Loyalists point out that during the previous leadership contest against Truss this summer, his candidacy received the most support from his parliamentary colleagues. And many of his economic ideas have turned out to be prescient, those backers say.
Not all are so gushing.
His critics contend that he betrayed Johnson, his old boss, when he resigned as finance minister in early July. That led to the collapse of the cabinet soon afterward, and then Johnson’s downfall.
Speculation of Johnson’s return to the political fray have already laid bare the intense divide in opinion on him among politicians and much of the weary British public.
Mordaunt said she was encouraged to run by colleagues who wanted a “fresh start,” but she is viewed by some Conservatives as a compromise candidate for politicians in the Sunak and Johnson camps who cannot quite bring themselves to back a rival.
A candidate needs to gain more than 100 votes from the party’s members of Parliament to progress to the next round. There are 357 Conservative lawmakers in office at the moment.
Given the high bar, it’s possible that only one individual secures that number, meaning that a new prime minister could be installed at 10 Downing Street on Monday, when nominations close. If more than one candidate crosses the threshold, Conservative Parliament members would take “indicative” votes to try to narrow the field. If the field remains divided, they will take an online vote of party members.
Educated at one of Britain’s most prestigious private schools, like Johnson, he has a glittering résumé, with degrees from the University of Oxford and Stanford University and a stint at the Goldman Sachs investment bank. One of the wealthiest British politicians, he is married to the Indian tech heiress Akshata Murthy, whose tax affairs caused the former finance minister some political discomfort during his leadership campaign in the summer.

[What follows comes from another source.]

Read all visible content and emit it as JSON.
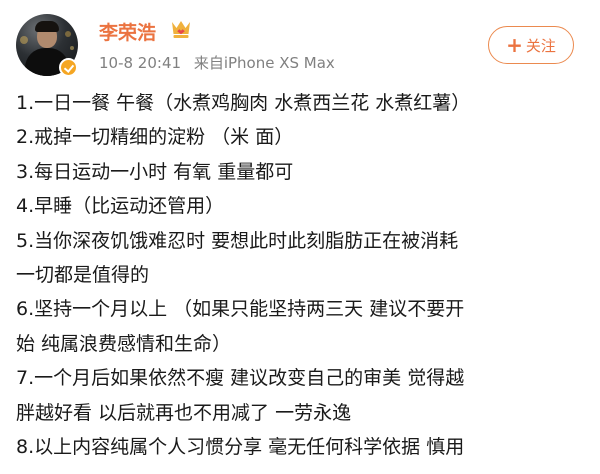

And a video clip from a 2007 BBC documentary, in which Sunak suggests he doesn’t have any “working-class friends,” is recirculating online as some Britons frown upon the array of upper-class Conservative contenders.
Nonetheless, he remains popular among politicians of his own party, although he fares less well among the Conservative Party’s national membership, who favored Truss in September by 57.4 percent to 42.6 percent.
After George Floyd was killed by police in Minneapolis and the Black Lives Matter movement swept much of the world in 2020, Sunak spoke out about the racism he has faced in public life and about the struggles his family overcame as immigrants to Britain. He also has publicly championed his Hindu faith, swearing on a revered Hindu text, the Bhagavad Gita, when he took office.
To his supporters, Sunak is a steady hand on the economic tiller, as he correctly predicted the market crisis sparked by Truss’s policies when she slashed taxes and sent the British pound plummeting. He called Truss’s proposed economic reforms “fairy tale” economics before she took office, an assessment that is likely to lend credence to his image of fiscal responsibility.
A blot on his record, however, is his link to the “Partygate” scandal that toppled Johnson’s government. Like his boss, Sunak was fined by police while in office for attending parties at 10 Downing Street while Britons were under severe government-imposed coronavirus lockdown restrictions.
“The truth is [that] just passing around the prime minister job, the chancellor job, like it’s some sort of game of ‘pass the parcel,’ is not going to provide the country with the leadership and the stability that we desperately need,” Sunak’s former opposite number, Labour Party shadow finance minister Rachel Reeves, told the BBC on Friday.